The state's Medicaid plan has been renamed KanCare, and it will rely on a significant expansion of managed care to achieve the stated goals. Nearly all Medicaid members will be required to enroll in one of three statewide managed care organizations (MCOs). Currently, about 240,000 pregnant women, children and their families are covered by managed care. The new program will expand managed care to another 100,000 individuals who are either blind, aged or disabled. This subgroup is the most costly in Medicaid, accounting for over 70 percent of all expenditures. KanCare will rely heavily on implementing better care coordination for this population, including ensuring that behavioral and physical health are better integrated. KanCare will be designed to align incentives for the MCOs, providers, and consumers to improve outcomes and slow the growth in costs. The state expects the program to reduce the growth in Medicaid spending  by 8-10 percent, or $853 million, over the next five years through improved care coordination and achieving improved outcomes.

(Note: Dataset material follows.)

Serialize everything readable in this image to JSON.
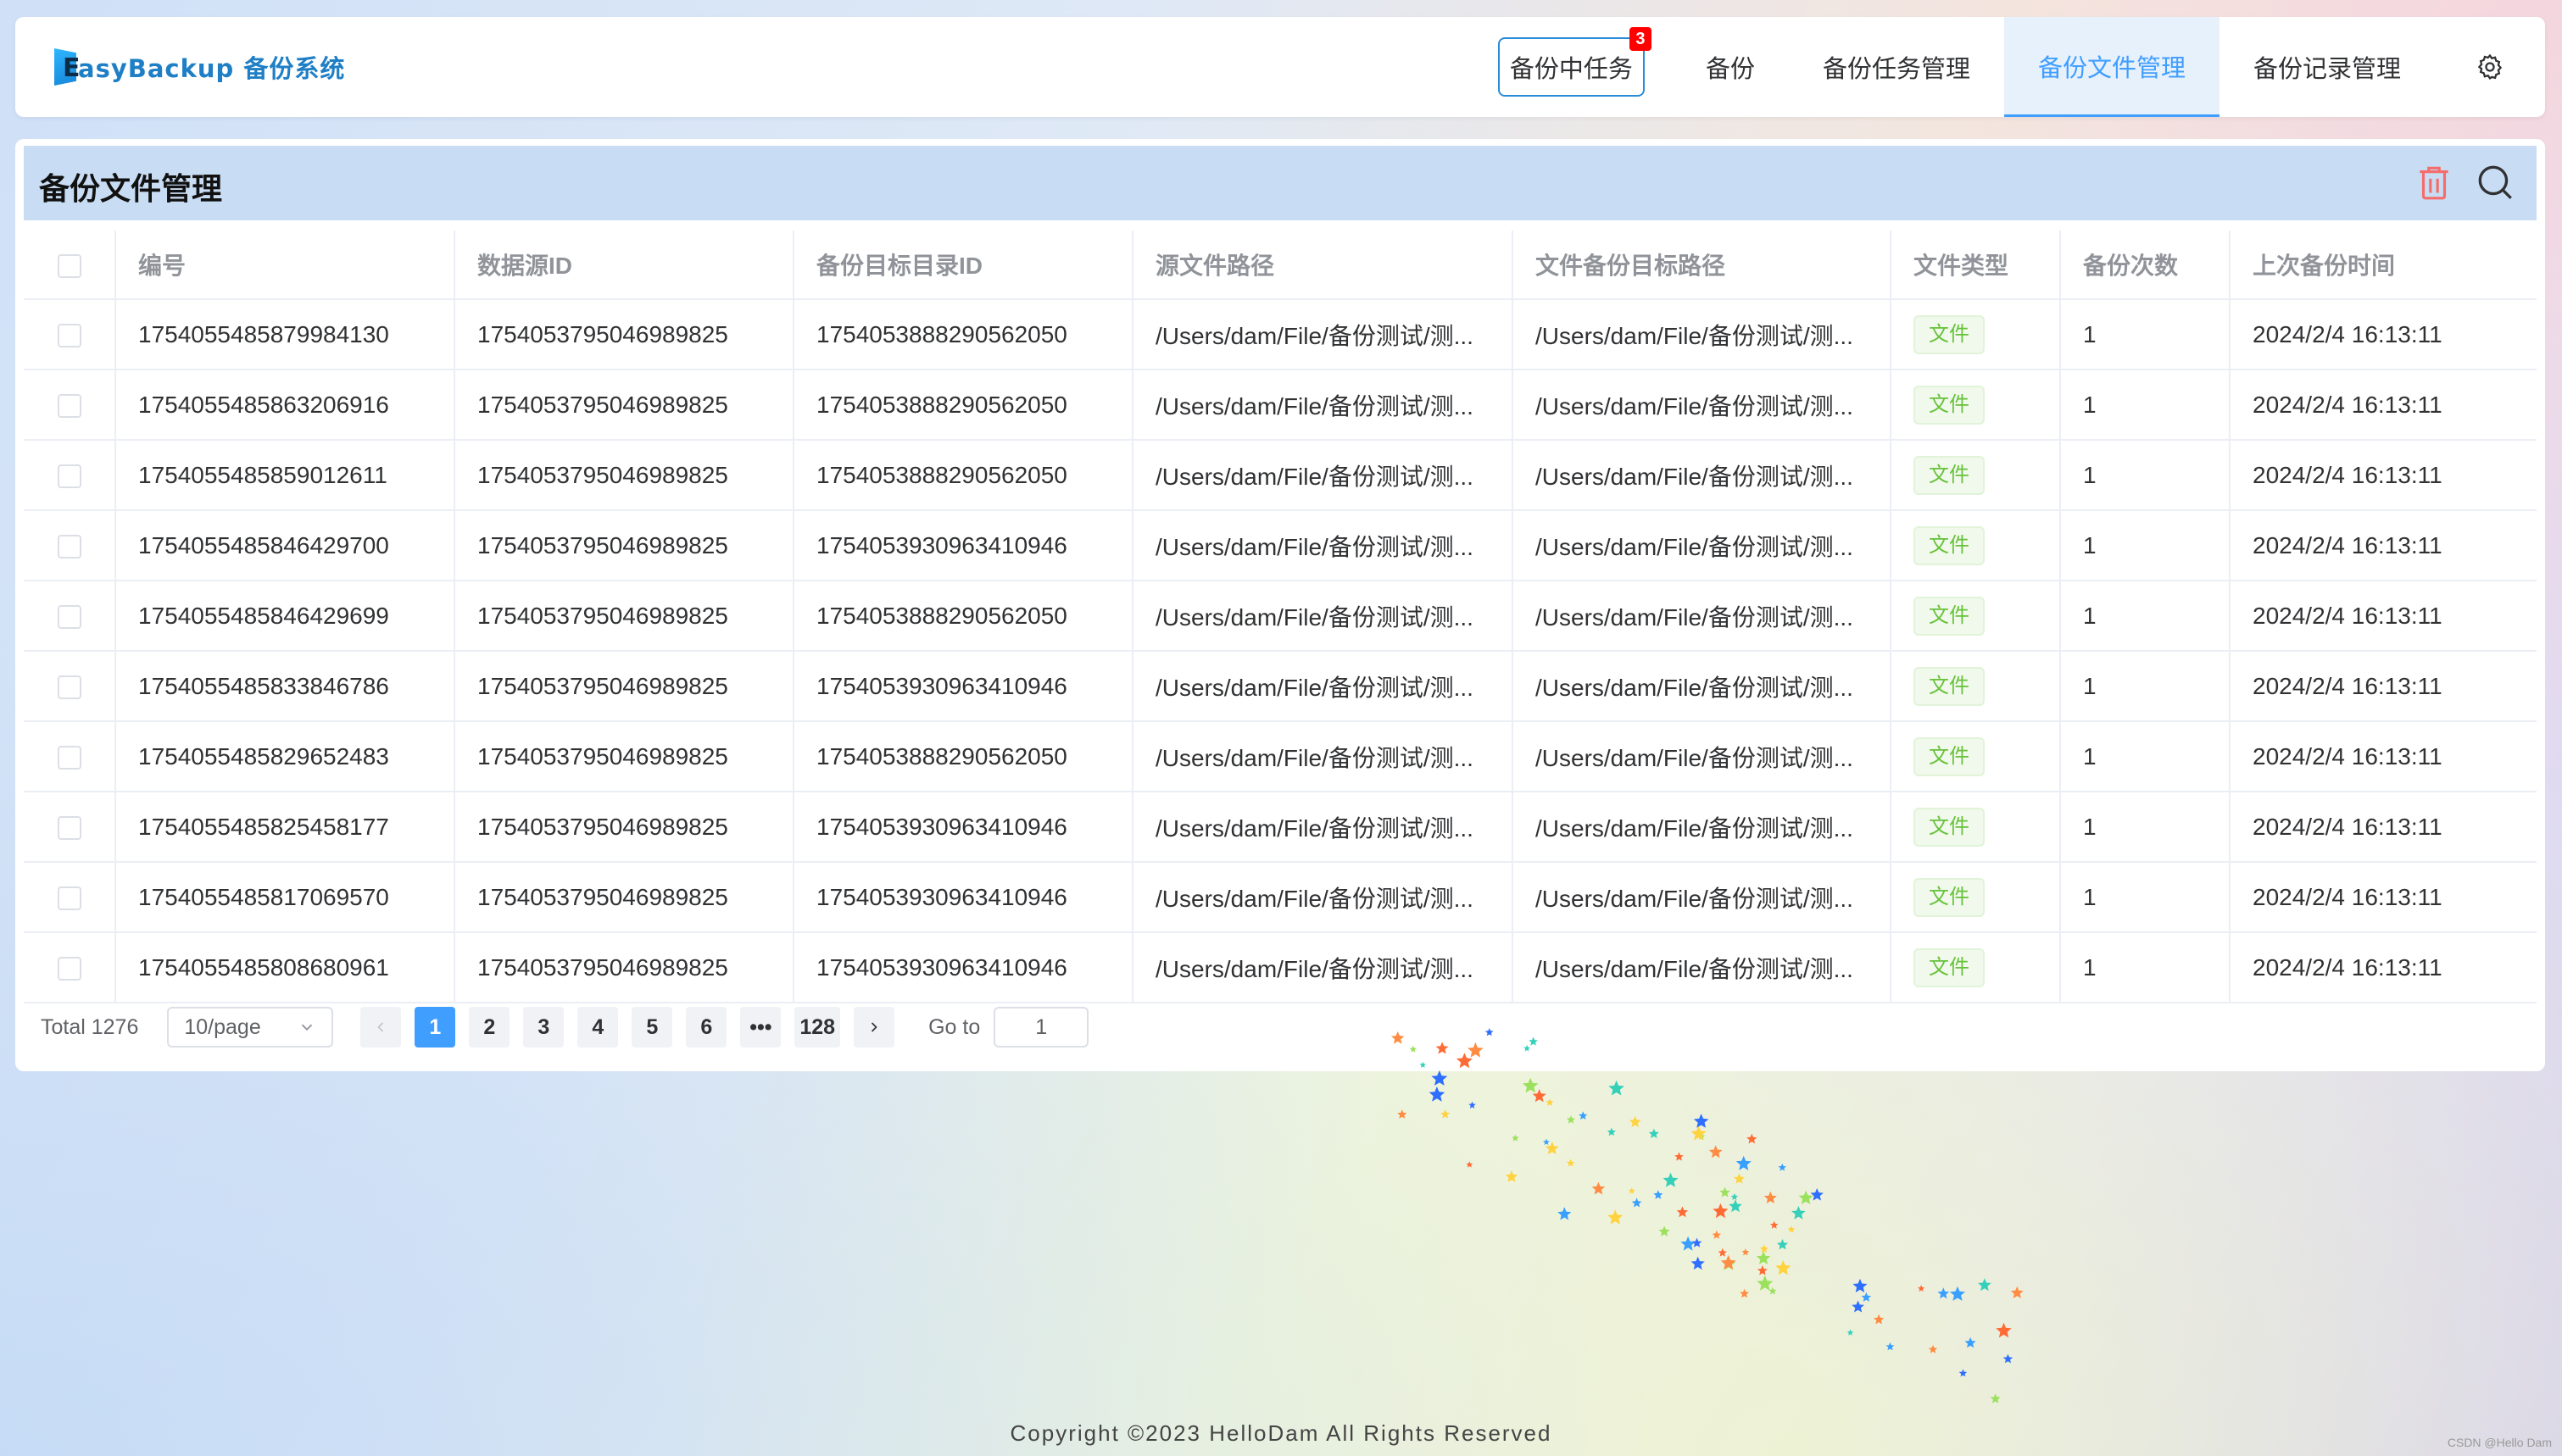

One of the key strategies of KanCare will be to build strong financial incentives into the MCO contracts to incentivize them to work with providers to improve quality and outcomes. The MCOs will have to meet or exceed a number of nationally recognized performance measures, including improving outcomes in diabetes and asthma care, coronary artery disease, COPD, prenatal care, behavioral health, and others.

"Through this plan, we will continue to identify very specific outcomes to improve the health of Kansans," said Robert Moser, MD, Secretary of the Department of Health and Environment. "There will be an intense focus on data as we hold ourselves accountable through the performance of our care organizations."

Although it is too early to fully understand how KanCare will impact physician practices, a few things appear to be pretty certain. Since nearly all Medicaid beneficiaries will be covered by one of three MCOs, physicians will need to contract with at least one, if not more than one MCO to participate in the program. For now, it looks like the  Medicaid fee schedule will be the floor in reimbursement, with a possibility that some services could be paid at higher rates, depending on how well physicians meet the quality and outcome measures that have been identified. It also appears that an effort has been made to reduce administrative complexity through standardizing such things as credentialing, claims and appeals processes. There also appear to be incentives for MCOs to help physicians participate in and utilize health information exchange to facilitate better care coordination and improve quality.

KanCare won't become operational until January 2013. A competitive bid process will result in the selection of the three managed care companies over the next several months. KMS will continue to work with the Brownback administration as it refines its plans for KanCare over the coming months.